A realidade aparece em sua negatividade: no ser do meu ser. Não há distância no amor. Quero ter alma para que a distância de mim abrace minha alma sem o mundo. Sem a vida o amor é infinito, sem tristezas. O vácuo de mim é minha essência, que roubou minha morte de mim. Fico vazia sem a morte. Vazio preencho com o buraco dentro de mim. Esse buraco é a plenitude do vazio, sem o vazio de mim. A beleza da vida é a morte: fim do fim. Do fim que apazigua a terra da alma e faz morada. Flui natural minha morte, é como o despertar da natureza, fez-se em mim. É sede para saber onde vivo: estou dentro do amor de quem me ama. Não há ser em mim, além do ser do meu ser. Dessa incansável busca de nós. O amor cessa o ser. O ser da morte é o ser como presença. O nada é uma presença dentro de outra presença. A presença do céu são todas as presenças numa única presença: a presença da ausência. A ausência só significa o céu no mundo, no ser, no mundo do ser. A vida é um mundo particular da alma de Deus. O silêncio é a falta de alma a retornar ao nada, como sendo o sustentar do mundo do amor. O tremer do sol renuncia o amanhecer por um amor infinito. Tão infinito quando deixar de olhar a vida. Para a vida, o infinito é o meu olhar.

Me consumir (me destruir)

A multiplicidade de sons na morte me faz não escutar o último apelo da vida. O sonho enterra a vida. A alma descoberta no fundo da morte. A vida vive do seu fim. Esse fim somos nós. Vivo duas vezes: uma para esquecer a vida, outra para lembrá-la. Lembrar e esquecer é uma só vida, perdida na lembrança do esquecer. Nada pode se destruir no esquecimento. O esquecer tem a firmeza da alma. Abrir o sol na permanência da morte. Ver a morte no sol: permanência da alma. Não há sol na vida. O tempo trará o sol de volta à vida, pelo meu ser, pelas minhas poesias. Poesia é um instante só no mundo que se estende pela eternidade. Eternidade é presença do sol na minha vida.

O risco de ter paz

A paz pode ser a morte da alma. Faço a luz conforme a poesia, de acordo com a minha vida. Fiz nascer a luz para não ter paz no ver. Ver é luz, cria a realidade. O céu não se abandona mais, sem ser visto. Ver o céu é clarear a alma. A paz é meu amor morto. Paz é não ter esperança. A esperança do meu olhar é a minha morte. Anseio vida.

O nascer do amor

O amor nasceu da ausência absoluta, que é perdão de existir. Ausência não é amor. Amor são críticas. O céu me desampara. Minha ausência brilha para o céu, e o céu me responde me dando vida. Vou desarmar o céu, surpreendê-lo de amor, sendo capaz de lhe dar amor, vida, ar para respirar por mim. O nascer do amor é minha ausência: sou eu sendo ausente por viver.

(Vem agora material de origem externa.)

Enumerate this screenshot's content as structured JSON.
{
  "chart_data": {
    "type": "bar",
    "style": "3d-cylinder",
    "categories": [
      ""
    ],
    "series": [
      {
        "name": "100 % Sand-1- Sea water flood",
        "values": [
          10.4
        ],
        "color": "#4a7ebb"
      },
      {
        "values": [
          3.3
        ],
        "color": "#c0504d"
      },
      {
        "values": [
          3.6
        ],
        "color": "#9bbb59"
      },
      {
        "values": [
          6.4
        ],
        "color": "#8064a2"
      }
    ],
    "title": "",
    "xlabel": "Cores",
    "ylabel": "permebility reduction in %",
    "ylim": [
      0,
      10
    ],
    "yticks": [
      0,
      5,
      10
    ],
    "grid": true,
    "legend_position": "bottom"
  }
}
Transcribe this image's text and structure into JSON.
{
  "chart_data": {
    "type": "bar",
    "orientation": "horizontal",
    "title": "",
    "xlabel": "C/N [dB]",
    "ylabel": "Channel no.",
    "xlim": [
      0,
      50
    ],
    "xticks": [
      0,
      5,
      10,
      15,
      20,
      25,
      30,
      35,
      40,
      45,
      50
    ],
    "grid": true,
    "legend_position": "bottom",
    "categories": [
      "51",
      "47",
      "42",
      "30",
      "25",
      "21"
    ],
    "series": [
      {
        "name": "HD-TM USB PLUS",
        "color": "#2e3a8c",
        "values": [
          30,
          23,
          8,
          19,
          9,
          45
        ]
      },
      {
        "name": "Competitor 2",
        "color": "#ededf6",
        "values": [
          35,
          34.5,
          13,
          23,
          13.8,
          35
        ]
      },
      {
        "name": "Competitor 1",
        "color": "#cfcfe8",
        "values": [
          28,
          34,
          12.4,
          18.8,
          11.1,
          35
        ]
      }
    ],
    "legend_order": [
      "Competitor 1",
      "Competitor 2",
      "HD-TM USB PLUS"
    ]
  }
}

A permanência é uma estrela

Se a permanência fosse uma estrela, lhe daria minha impermanência, como prova do meu amor. Não escuto o escutar, como me escuto falar. O sonho é esse nós perdido em mim. Nós sem mim. A impermanência de ver cessa a solidão. Esse nós, abismo perdido. Perder tem asas reais. Terei a vida sem asas, sem ilusões. Amei a ausência que a minha liberdade me dá. Ausência, foge das minhas asas, não se afaste de mim. A alma é o exterior, sussurra a falta de nós. O exterior é o que foi perdido em ver, para eu ser o amanhecer que sonhei. A falta nunca amanhecer em mim. O som da alma em mim é quando sou o amanhecer. Sonho e amanhecer são alma e espírito juntos. O sonho supera o infinito sem o ser. O sonho sonha só. O sonho amadurece quando não é noite nem dia: é apenas ser, apenas sonho, apenas solidão a vida, é a solidão do mundo. O mundo do meu olhar é mais mundo que o mundo. O mundo é apenas uma imagem confusa, onde ver vai além do tempo, além de mim. Ver é a liberdade de ficar só. Cada um vê sua própria solidão. Ver precisa de inspiração, não de imagem. A inspiração é a imagem de Deus, do céu. Como olhar a imagem de Deus? Esquecendo toda inspiração e ficar com Deus. As pessoas mortas desaparecidas se tornaram a minha realidade para que amenize a falta que sinto delas: é como viver. A permanência da estrela se tornou o coração da vida, no pulsar do amor.